We drove on to Port Townsend and the Thornton House B&B.  Charlie and Barbara, retired school teachers from Deleware, have set the standard for bed and breakfast places.  Every little detail was just right: great sheets and towels, cookies set out late in the evening, gourmet breakfast, and just two of the nicest people in one of the nicest towns we have ever visited.  Port Townsend is full of retired academics, artists and writers and musicians, aging hippies.  A small place, it has multiple bookstores and galleries.  In the “rain shadow” of the mountains, it only gets 20 inches of rain and is a gardener’s paradise — Barbara gardens even in January (and her yard shows the fruits of her labor).  It is coastal Maine without the black flies or snow and with a more quirky culture.  We found ourselves looking in realtors’ windows and fantasizing about life in such a place.  We hated to board the ferry the next day, but we did and made our way to Whidby Island where we drove north to Anacortes and the 80 minute ferry ride to the San Juan Islands, specifically the town of Friday Harbor on San Juan Island. 
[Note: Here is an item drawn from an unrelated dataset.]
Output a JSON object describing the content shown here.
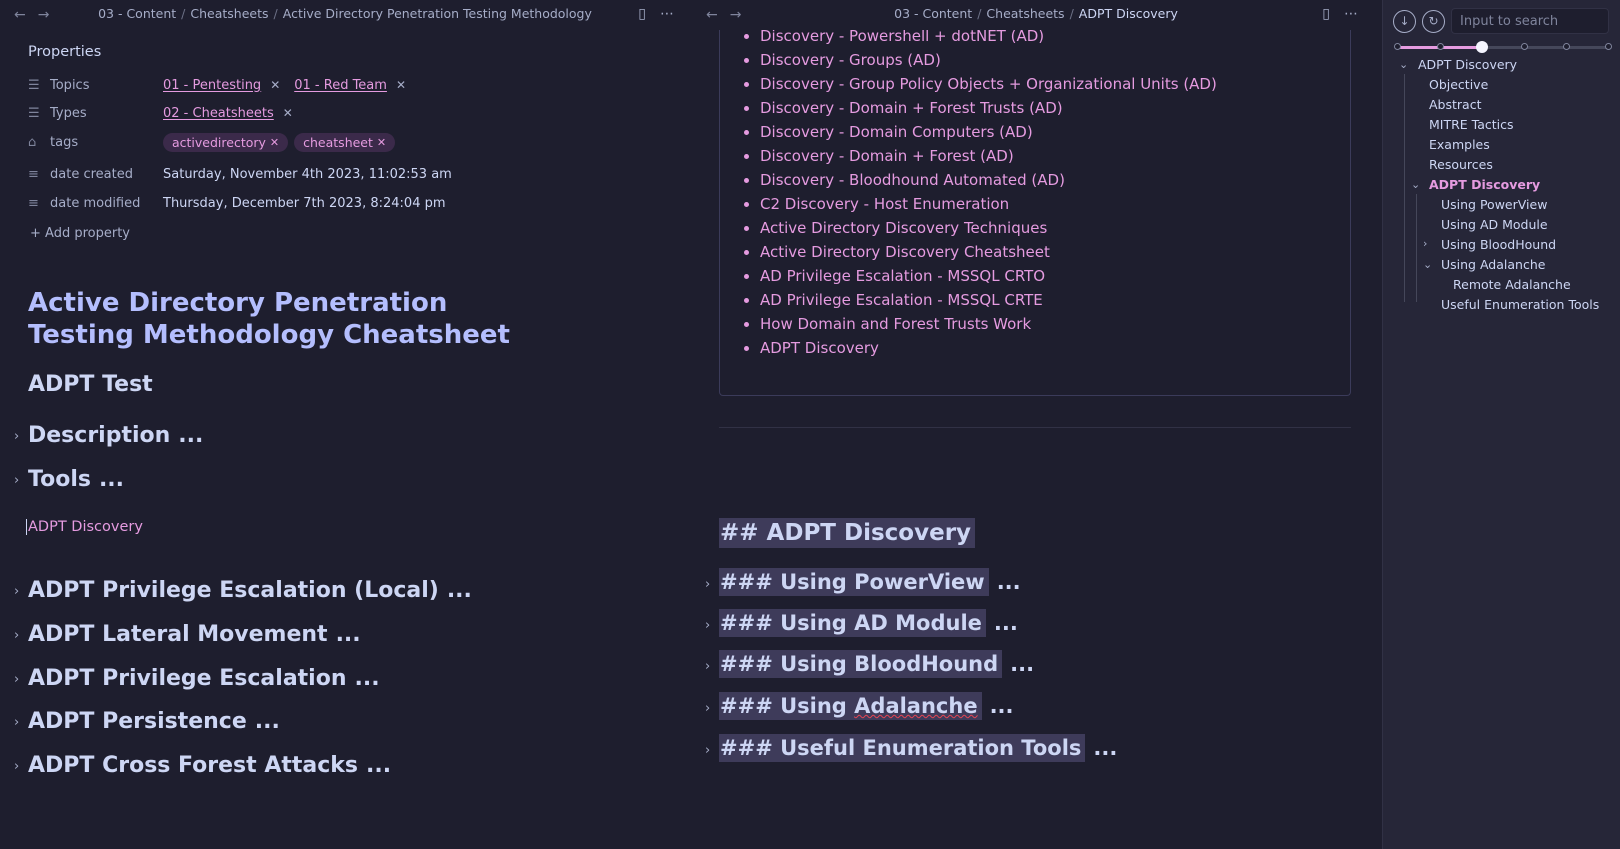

We have rented an apartment here for a week and we look out over the marina and watch the Washington State Ferries come and go.  It is still early in the tourist season and we got the place largely to ourselves when the weekenders from Seattle left on Sunday night, long lines of cars snaking through town to await a place on one of the outgoing ferries (it must be a nightmare in summer).  We have one overiding goal for the week: to see the orcas, the killer whales, that inhabit the area and are a large part of the local economy.  The Free Willy movies, sappy as they are, have made orcas celebrities and the area is home to one of the famous pods or families of whales, the J Pod.  Their celebrity status is well deserved, unlike the Kardashians or Paris Hilton, because they are just so cool.  Pods are matrilineal and the female leader of the J Pod was born in 1911.  The pods not only have highly developed communications, but each pod has a distinct dialect.  By the way, they really are closer to dolphin than whale and the distinction is not as clear cut as you might think, as we discovered.  Anyway, this week we seek out the orcas.  
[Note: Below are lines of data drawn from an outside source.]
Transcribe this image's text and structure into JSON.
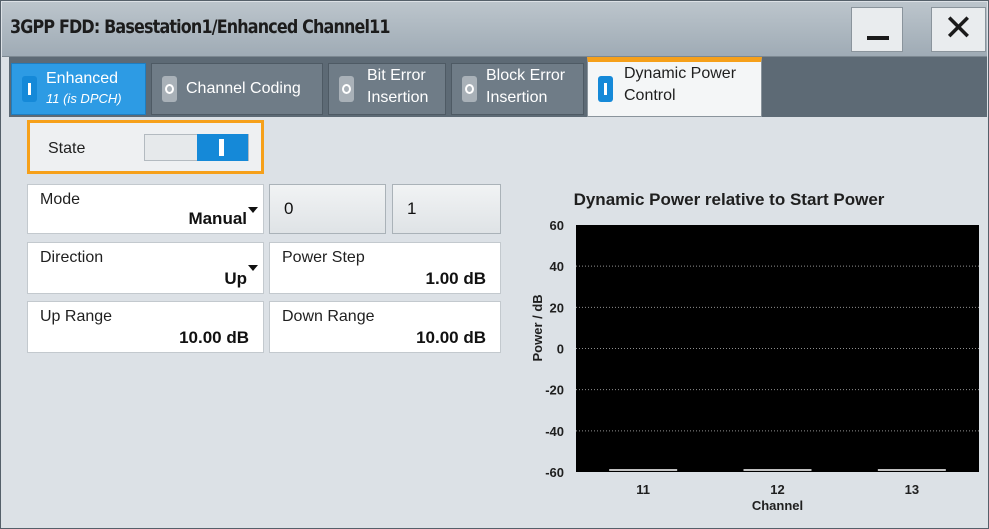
{
  "window": {
    "title": "3GPP FDD: Basestation1/Enhanced Channel11"
  },
  "tabs": [
    {
      "label": "Enhanced",
      "sub": "11 (is DPCH)",
      "state": "on"
    },
    {
      "label": "Channel Coding",
      "state": "off"
    },
    {
      "label": "Bit Error",
      "label2": "Insertion",
      "state": "off"
    },
    {
      "label": "Block Error",
      "label2": "Insertion",
      "state": "off"
    },
    {
      "label": "Dynamic Power",
      "label2": "Control",
      "state": "on",
      "active": true
    }
  ],
  "state": {
    "label": "State",
    "value": "on"
  },
  "mode": {
    "label": "Mode",
    "value": "Manual"
  },
  "buttons": {
    "zero": "0",
    "one": "1"
  },
  "direction": {
    "label": "Direction",
    "value": "Up"
  },
  "power_step": {
    "label": "Power Step",
    "value": "1.00 dB"
  },
  "up_range": {
    "label": "Up Range",
    "value": "10.00 dB"
  },
  "down_range": {
    "label": "Down Range",
    "value": "10.00 dB"
  },
  "colors": {
    "accent": "#f6a01a",
    "toggle_on": "#1589d8",
    "chart_bg": "#000000",
    "chart_line": "#ffffff"
  },
  "chart_data": {
    "type": "line",
    "title": "Dynamic Power relative to Start Power",
    "xlabel": "Channel",
    "ylabel": "Power / dB",
    "categories": [
      "11",
      "12",
      "13"
    ],
    "series": [
      {
        "values": [
          -60,
          -60,
          -60
        ]
      }
    ],
    "ylim": [
      -60,
      60
    ],
    "yticks": [
      "60",
      "40",
      "20",
      "0",
      "-20",
      "-40",
      "-60"
    ],
    "grid": "dotted horizontal"
  }
}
Apparently, one low impact way to experience them is on a kayak.  Some part of that sounds foolhardy to me, city boy that I am.  But I’ve so far escaped any run ins with rougue waves, rabid bunnies, hungry bears, or serial killers.  I seem to be on a roll.
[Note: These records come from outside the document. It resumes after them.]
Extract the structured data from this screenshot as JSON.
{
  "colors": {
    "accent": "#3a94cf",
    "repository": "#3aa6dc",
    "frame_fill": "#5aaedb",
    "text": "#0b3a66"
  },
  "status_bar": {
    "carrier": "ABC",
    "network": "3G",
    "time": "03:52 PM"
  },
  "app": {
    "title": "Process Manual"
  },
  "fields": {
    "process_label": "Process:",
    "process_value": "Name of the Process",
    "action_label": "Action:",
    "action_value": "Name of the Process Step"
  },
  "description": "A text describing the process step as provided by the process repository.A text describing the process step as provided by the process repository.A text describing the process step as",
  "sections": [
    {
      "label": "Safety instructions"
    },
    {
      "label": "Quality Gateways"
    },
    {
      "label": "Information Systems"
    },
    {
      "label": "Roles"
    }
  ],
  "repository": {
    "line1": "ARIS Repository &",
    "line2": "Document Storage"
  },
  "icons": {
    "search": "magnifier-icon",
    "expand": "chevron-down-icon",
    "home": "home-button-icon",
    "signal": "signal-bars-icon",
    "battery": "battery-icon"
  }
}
Finally, two telling encounters with the locals.  The waitress at Kalaloch was telling the folks at the adjacent table that it is almost strawberry picking time and that she goes out and picks wild berries.  She says, “Sometimes a bear will be at the next bush and you just move along a bit and let him have the one he is working at.”  Move on a bit?!  I’d move on to the next county. 

As we boarded the ferry in Port Townsend, an elderly couple with a soon to expire multiple use pass were buying people’s trips, apparently unable to use up their remaining trips.  They bought us our ticket and asked us to do something nice for someone.  Later, on the ferry, I heard a young Canadian woman say to the woman at the on-board cafe, “Here’s ten dollars to buy the next person’s coffee.  A nice old man paid my way today and I promised him I’d do something nice.”  I think the state of Washington may actually be putting Prozac in the drinking water out here.  Really.

2 thoughts on “Leaving the Peninsula

  1. For some reason, to me, the last sentence of this post was supposed to read “I think the state of Washington may actually be putting Prozac out of business.” Of course your choice worked well, it was just more of a conspirator’s take than an optimistic one.

    In the same vein, congrats on escaping the rabid bunnies. See you back at campus!

  2. Pamme Boutselis says:

    Bill Bryson sure has nothing on you! I’ve been enjoying this travelogue in a big way.